Background Information
Note that this is not an official supported feature hence you can follow the next instructions to accomplish this task while the feature gets integrated, there are some enhancement requests created for this purpose.
Configure
- Download the latest configuration file from your SMA with unmasked passwords.
- Open the configuration file in a text editor.
- Locate the euq_listener in the configuration file:
<listener_name>euq_listener</listener_name>
- Scroll down a few lines until you find the section for the default HAT settings:
<hat_default_tls>0</hat_default_tls>
A value of 0 represents that TLS is turned off, no STARTTLS is offered. A value of 1 indicates TLS to be preferred, and a value of 2 represents TLS required.
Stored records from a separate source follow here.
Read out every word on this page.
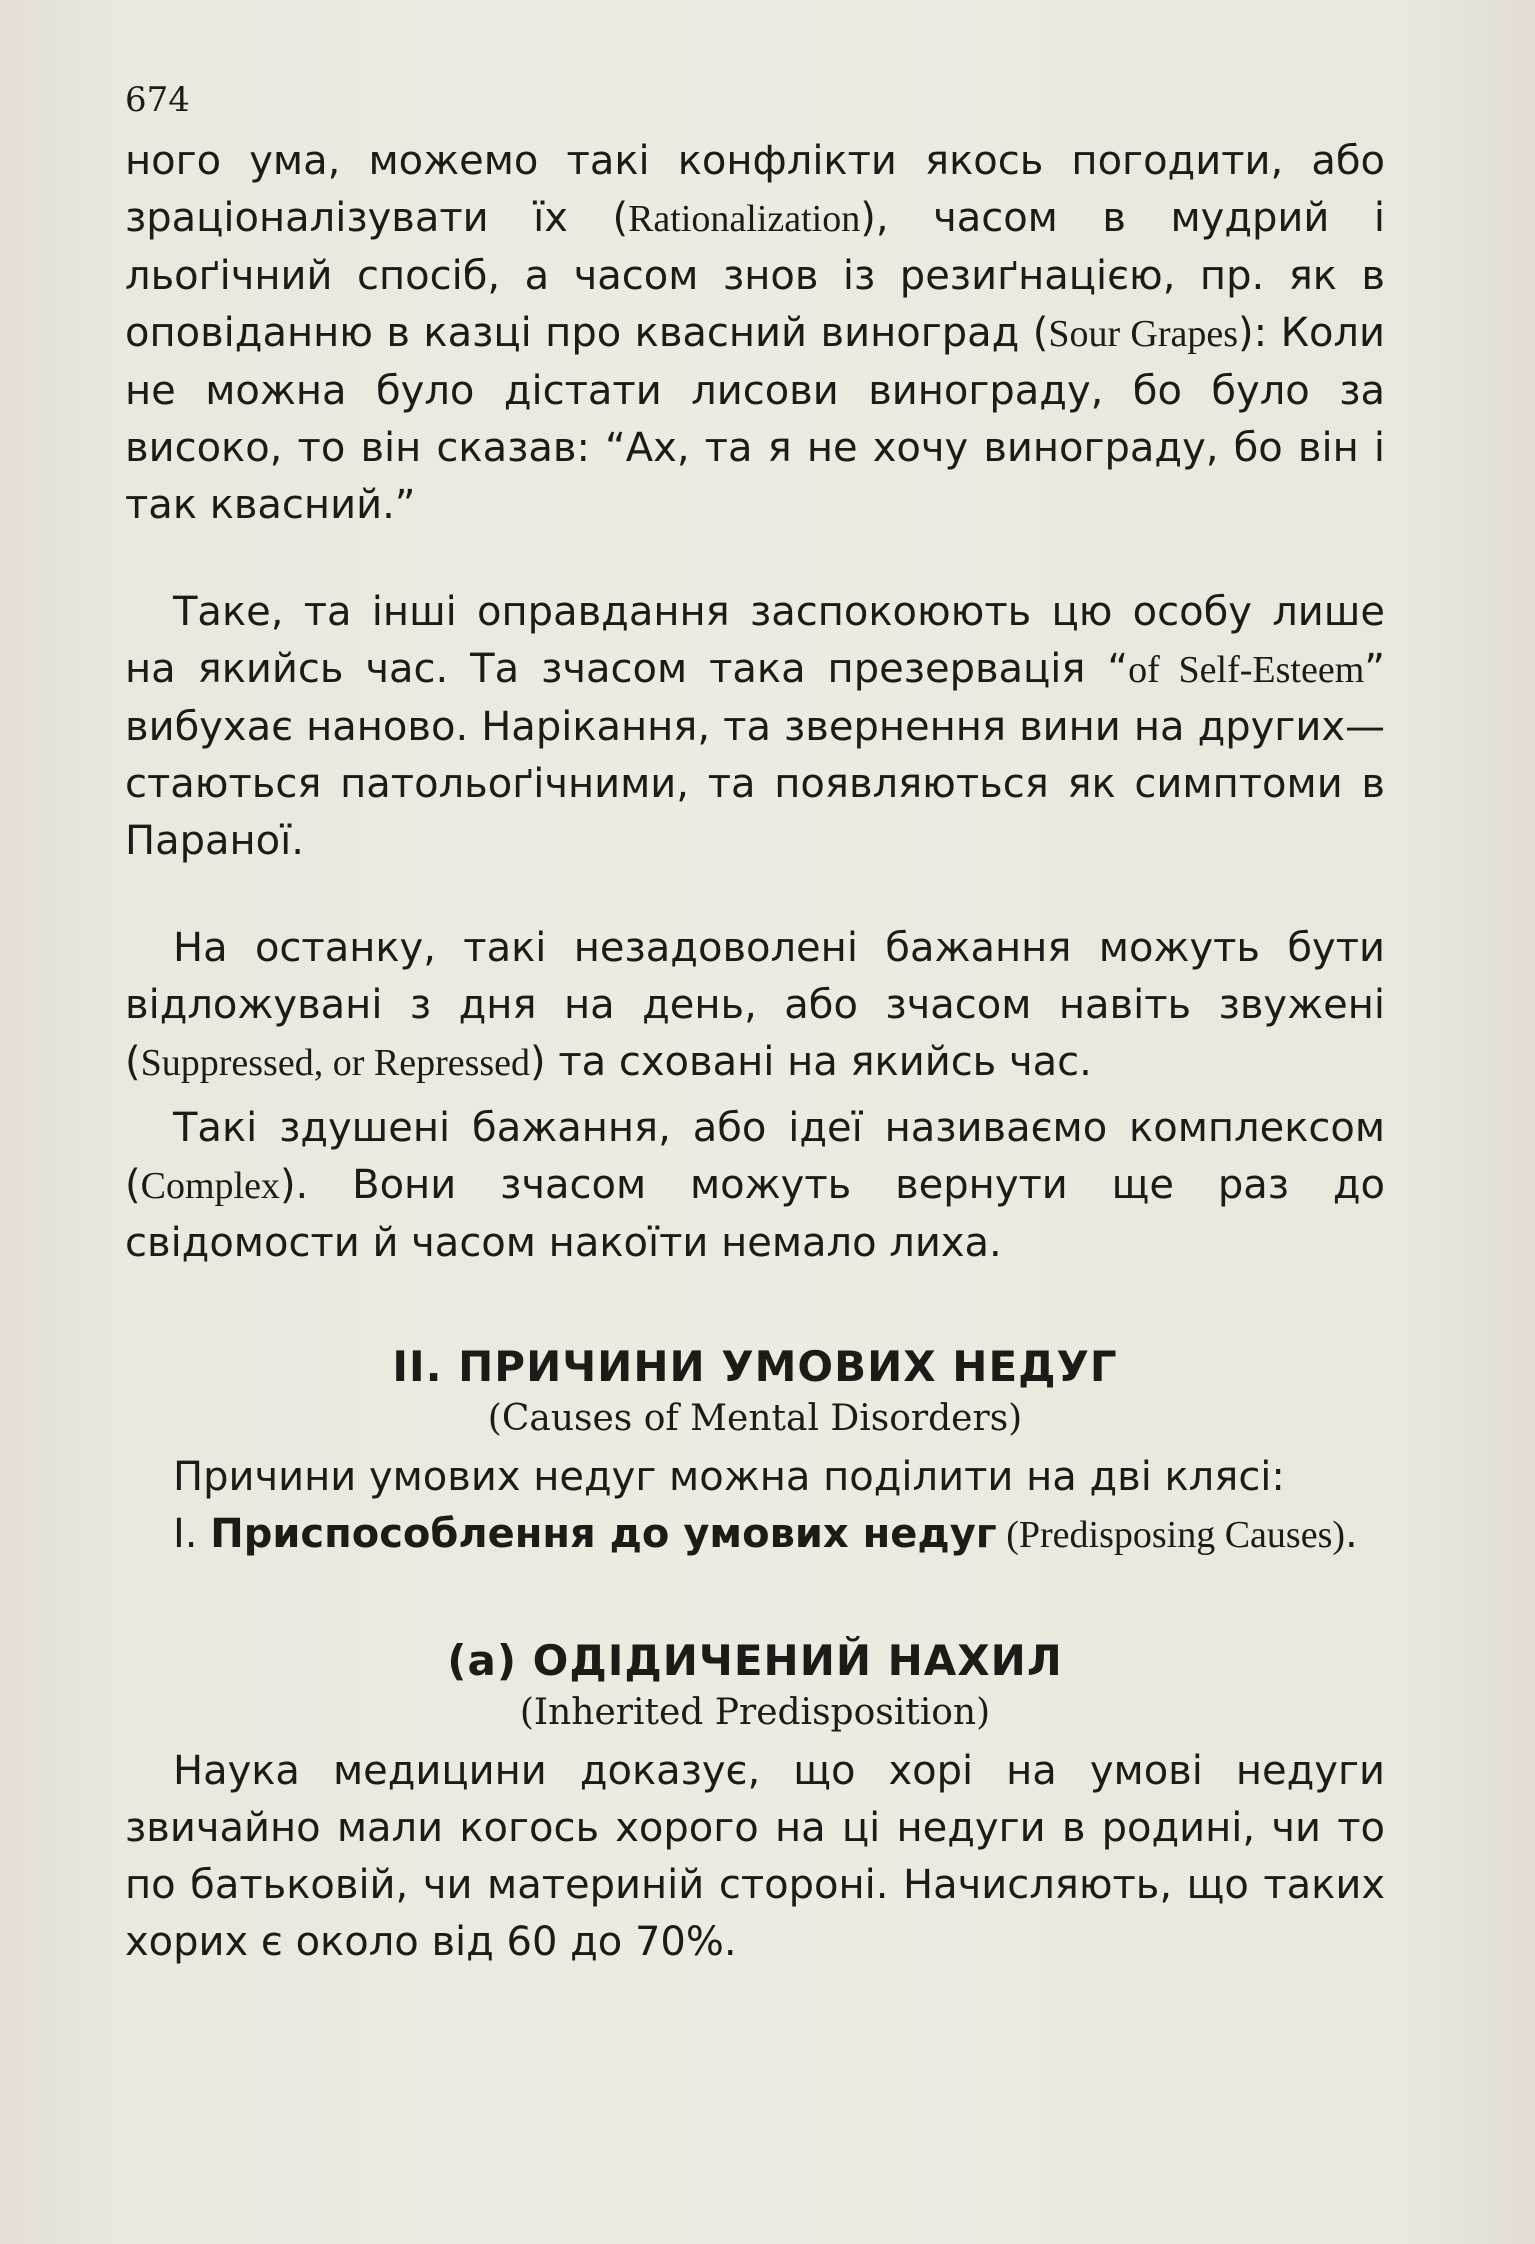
674

ного ума, можемо такі конфлікти якось погодити, або зраціоналізувати їх (Rationalization), часом в мудрий і льоґічний спосіб, а часом знов із резиґнацією, пр. як в оповіданню в казці про квасний виноград (Sour Grapes): Коли не можна було дістати лисови винограду, бо було за високо, то він сказав: “Ах, та я не хочу винограду, бо він і так квасний.”

Таке, та інші оправдання заспокоюють цю особу лише на якийсь час. Та зчасом така презервація “of Self-Esteem” вибухає наново. Нарікання, та звернення вини на других— стаються патольоґічними, та появляються як симптоми в Параної.

На останку, такі незадоволені бажання можуть бути відложувані з дня на день, або зчасом навіть звужені (Suppressed, or Repressed) та сховані на якийсь час.

Такі здушені бажання, або ідеї називаємо комплексом (Complex). Вони зчасом можуть вернути ще раз до свідомости й часом накоїти немало лиха.

II. ПРИЧИНИ УМОВИХ НЕДУГ
(Causes of Mental Disorders)

Причини умових недуг можна поділити на дві клясі:

I. Приспособлення до умових недуг (Predisposing Causes).

(а) ОДІДИЧЕНИЙ НАХИЛ
(Inherited Predisposition)

Наука медицини доказує, що хорі на умові недуги звичайно мали когось хорого на ці недуги в родині, чи то по батьковій, чи материній стороні. Начисляють, що таких хорих є около від 60 до 70%.
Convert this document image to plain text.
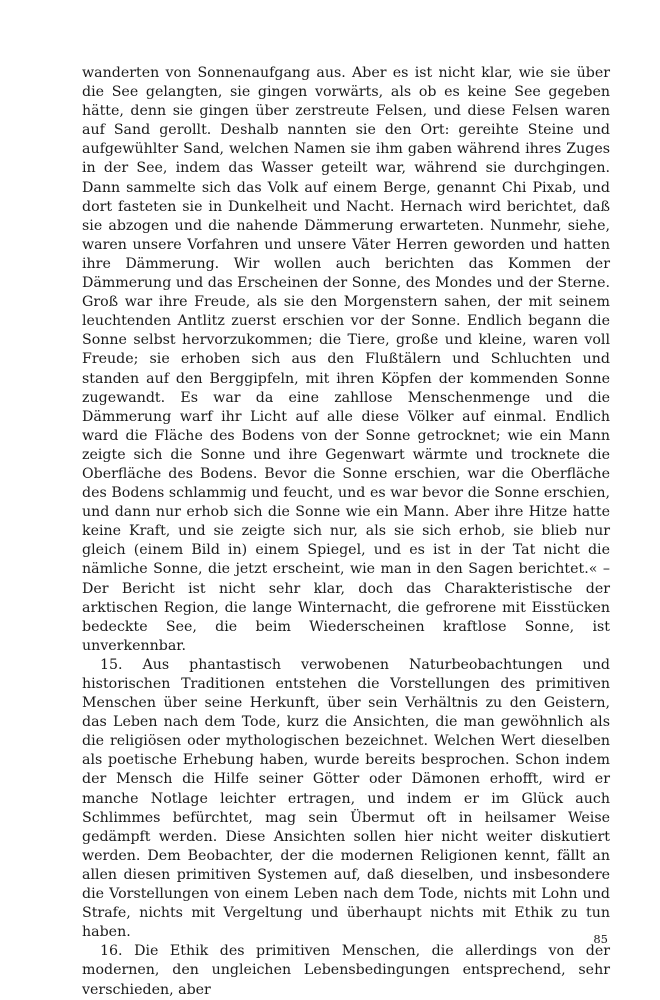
wanderten von Sonnenaufgang aus. Aber es ist nicht klar, wie sie über die See gelangten, sie gingen vorwärts, als ob es keine See gegeben hätte, denn sie gingen über zerstreute Felsen, und diese Felsen waren auf Sand gerollt. Deshalb nannten sie den Ort: gereihte Steine und aufgewühlter Sand, welchen Namen sie ihm gaben während ihres Zuges in der See, indem das Wasser geteilt war, während sie durchgingen. Dann sammelte sich das Volk auf einem Berge, genannt Chi Pixab, und dort fasteten sie in Dunkelheit und Nacht. Hernach wird berichtet, daß sie abzogen und die nahende Dämmerung erwarteten. Nunmehr, siehe, waren unsere Vorfahren und unsere Väter Herren geworden und hatten ihre Dämmerung. Wir wollen auch berichten das Kommen der Dämmerung und das Erscheinen der Sonne, des Mondes und der Sterne. Groß war ihre Freude, als sie den Morgenstern sahen, der mit seinem leuchtenden Antlitz zuerst erschien vor der Sonne. Endlich begann die Sonne selbst hervorzukommen; die Tiere, große und kleine, waren voll Freude; sie erhoben sich aus den Flußtälern und Schluchten und standen auf den Berggipfeln, mit ihren Köpfen der kommenden Sonne zugewandt. Es war da eine zahllose Menschenmenge und die Dämmerung warf ihr Licht auf alle diese Völker auf einmal. Endlich ward die Fläche des Bodens von der Sonne getrocknet; wie ein Mann zeigte sich die Sonne und ihre Gegenwart wärmte und trocknete die Oberfläche des Bodens. Bevor die Sonne erschien, war die Oberfläche des Bodens schlammig und feucht, und es war bevor die Sonne erschien, und dann nur erhob sich die Sonne wie ein Mann. Aber ihre Hitze hatte keine Kraft, und sie zeigte sich nur, als sie sich erhob, sie blieb nur gleich (einem Bild in) einem Spiegel, und es ist in der Tat nicht die nämliche Sonne, die jetzt erscheint, wie man in den Sagen berichtet.« – Der Bericht ist nicht sehr klar, doch das Charakteristische der arktischen Region, die lange Winternacht, die gefrorene mit Eisstücken bedeckte See, die beim Wiederscheinen kraftlose Sonne, ist unverkennbar.

15. Aus phantastisch verwobenen Naturbeobachtungen und historischen Traditionen entstehen die Vorstellungen des primitiven Menschen über seine Herkunft, über sein Verhältnis zu den Geistern, das Leben nach dem Tode, kurz die Ansichten, die man gewöhnlich als die religiösen oder mythologischen bezeichnet. Welchen Wert dieselben als poetische Erhebung haben, wurde bereits besprochen. Schon indem der Mensch die Hilfe seiner Götter oder Dämonen erhofft, wird er manche Notlage leichter ertragen, und indem er im Glück auch Schlimmes befürchtet, mag sein Übermut oft in heilsamer Weise gedämpft werden. Diese Ansichten sollen hier nicht weiter diskutiert werden. Dem Beobachter, der die modernen Religionen kennt, fällt an allen diesen primitiven Systemen auf, daß dieselben, und insbesondere die Vorstellungen von einem Leben nach dem Tode, nichts mit Lohn und Strafe, nichts mit Vergeltung und überhaupt nichts mit Ethik zu tun haben.

16. Die Ethik des primitiven Menschen, die allerdings von der modernen, den ungleichen Lebensbedingungen entsprechend, sehr verschieden, aber

85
- Change the value to for example 1, save the configuration file and upload it again to the SMA.
- On the ESA, navigate to Mail Policies > Destination Controls, and add a new entry for domain: the.euq.queue, select TLS Support Preferred.
- Verify that STARTTLS is offered by running a manual telnet test from your ESA to the SMAs IP on port 6025
Note: the.euq.queue is a special name for the delivery queue to the end-user quarantine.
When a message is sent to the Centralized Spam Quarantine, the ESA should now try to establish a TLS connection and deliver the message with an encrypted SMTP conversation.